Едва сын пришел на кухню, женщина поняла: он опять спросит. Всякий раз, когда он напускал на себя подчеркнуто небрежный, умышленно ребячливый вид, за этим скрывалась просьба. Весь последний месяц просьба была одна и та же: мам, ты мне дашь папину машинку?..

Вот оно, это самое. Требование, которое ее пугало. Просьба, от которой становилось больно, как от неумелого прикосновения к свежей ране.

Сын стоял в антрацитового цвета пуловере, стоял и ждал ответа, и лицо у него покрылось капельками пота. Он не улыбался. Не серьезничал. Он просто стоял, как человек, который настаивает на своих документально подтвержденных правах.

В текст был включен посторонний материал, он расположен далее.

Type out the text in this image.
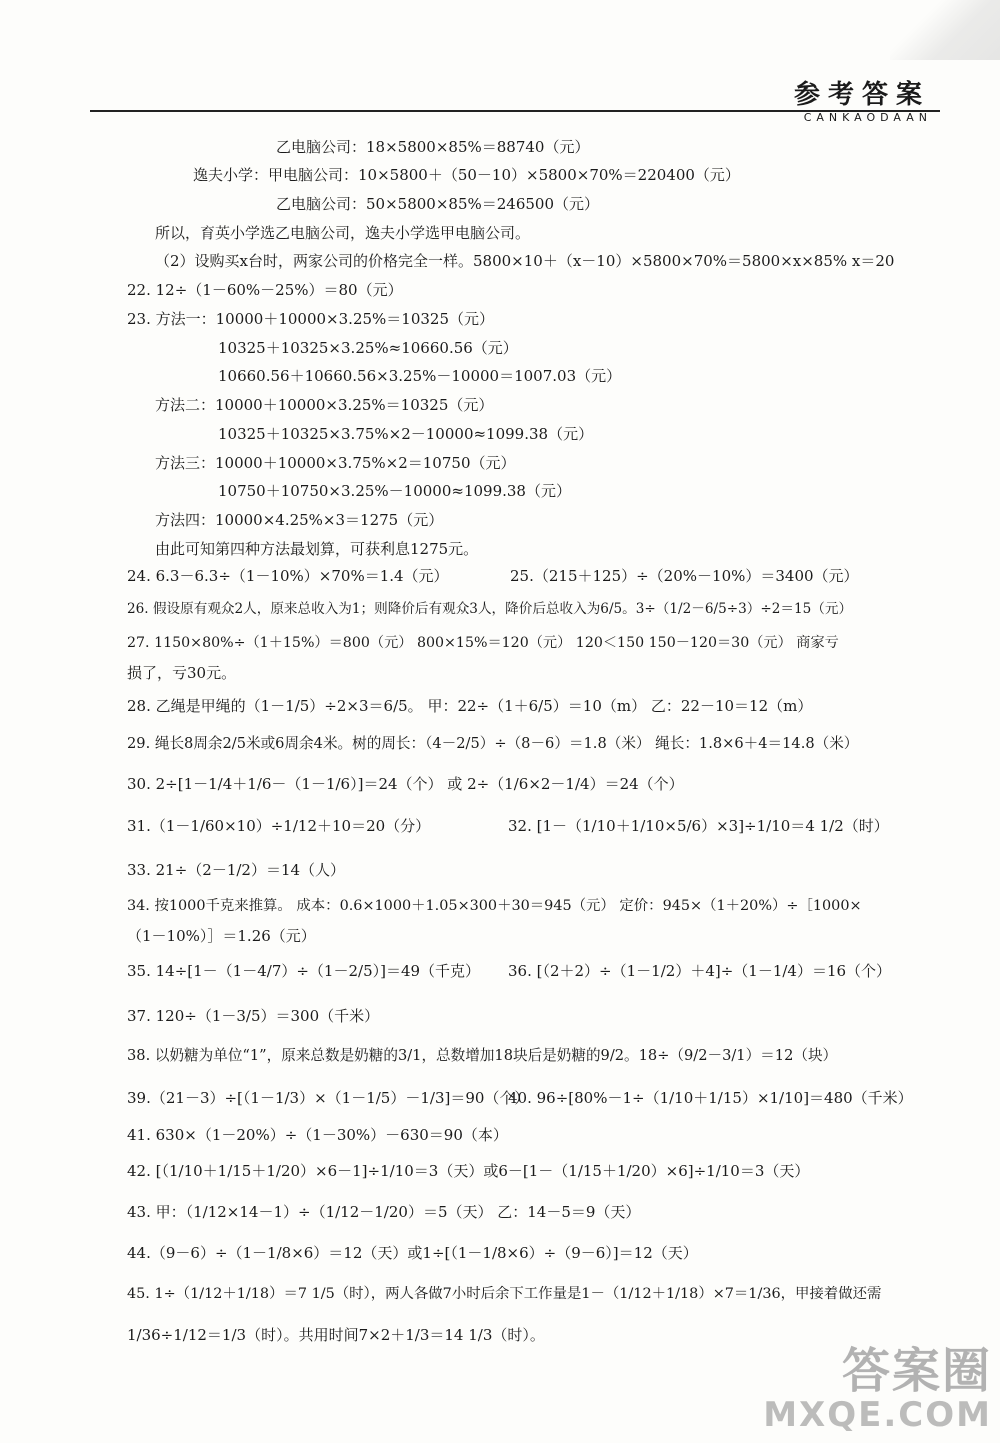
参考答案
CANKAODAAN
乙电脑公司：18×5800×85%＝88740（元）
逸夫小学：甲电脑公司：10×5800＋（50－10）×5800×70%＝220400（元）
乙电脑公司：50×5800×85%＝246500（元）
所以，育英小学选乙电脑公司，逸夫小学选甲电脑公司。
（2）设购买x台时，两家公司的价格完全一样。5800×10＋（x－10）×5800×70%＝5800×x×85% x＝20
22. 12÷（1－60%－25%）＝80（元）
23. 方法一：10000＋10000×3.25%＝10325（元）
10325＋10325×3.25%≈10660.56（元）
10660.56＋10660.56×3.25%－10000＝1007.03（元）
方法二：10000＋10000×3.25%＝10325（元）
10325＋10325×3.75%×2－10000≈1099.38（元）
方法三：10000＋10000×3.75%×2＝10750（元）
10750＋10750×3.25%－10000≈1099.38（元）
方法四：10000×4.25%×3＝1275（元）
由此可知第四种方法最划算，可获利息1275元。
24. 6.3－6.3÷（1－10%）×70%＝1.4（元）	25.（215＋125）÷（20%－10%）＝3400（元）
26. 假设原有观众2人，原来总收入为1；则降价后有观众3人，降价后总收入为6/5。3÷（1/2－6/5÷3）÷2＝15（元）
27. 1150×80%÷（1＋15%）＝800（元） 800×15%＝120（元） 120＜150 150－120＝30（元） 商家亏
损了，亏30元。
28. 乙绳是甲绳的（1－1/5）÷2×3＝6/5。 甲：22÷（1＋6/5）＝10（m） 乙：22－10＝12（m）
29. 绳长8周余2/5米或6周余4米。树的周长：（4－2/5）÷（8－6）＝1.8（米） 绳长：1.8×6＋4＝14.8（米）
30. 2÷[1－1/4＋1/6－（1－1/6）]＝24（个） 或 2÷（1/6×2－1/4）＝24（个）
31.（1－1/60×10）÷1/12＋10＝20（分）	32. [1－（1/10＋1/10×5/6）×3]÷1/10＝4 1/2（时）
33. 21÷（2－1/2）＝14（人）
34. 按1000千克来推算。 成本：0.6×1000＋1.05×300＋30＝945（元） 定价：945×（1＋20%）÷［1000×
（1－10%）］＝1.26（元）
35. 14÷[1－（1－4/7）÷（1－2/5）]＝49（千克） 36. [（2＋2）÷（1－1/2）＋4]÷（1－1/4）＝16（个）
37. 120÷（1－3/5）＝300（千米）
38. 以奶糖为单位“1”，原来总数是奶糖的3/1，总数增加18块后是奶糖的9/2。18÷（9/2－3/1）＝12（块）
39.（21－3）÷[（1－1/3）×（1－1/5）－1/3]＝90（个）
40. 96÷[80%－1÷（1/10＋1/15）×1/10]＝480（千米）
41. 630×（1－20%）÷（1－30%）－630＝90（本）
42. [（1/10＋1/15＋1/20）×6－1]÷1/10＝3（天）或6－[1－（1/15＋1/20）×6]÷1/10＝3（天）
43. 甲：（1/12×14－1）÷（1/12－1/20）＝5（天） 乙：14－5＝9（天）
44.（9－6）÷（1－1/8×6）＝12（天）或1÷[（1－1/8×6）÷（9－6）]＝12（天）
45. 1÷（1/12＋1/18）＝7 1/5（时），两人各做7小时后余下工作量是1－（1/12＋1/18）×7＝1/36，甲接着做还需
1/36÷1/12＝1/3（时）。共用时间7×2＋1/3＝14 1/3（时）。
答案圈
MXQE.COM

— Занятия начинаются послезавтра. Придет больше половины класса. — И, схватив со стола очищенную морковку, сын вонзил в нее зубы. Было так тихо, что она могла слышать, как мальчик хрупает морковкой. — А штудиенрат Хакельберг прямо сказал, что стенография и машинопись играют сегодня очень большую роль, — говорил мальчик, не переставая жевать.

Когда сын вместо привычного «Хакель» произносит «штудиенрат Хакельберг», это значит, он хочет подвести под свою аргументацию официальную базу, подумала женщина. Это еще Эрих заметил.

Сперва женщина хотела улыбнуться, но, подумав про себя: «Эрих», она не стала улыбаться. Она подошла к газовой плите и убавила огонь. Внезапно заклокотавшая черная кастрюлька смолкла.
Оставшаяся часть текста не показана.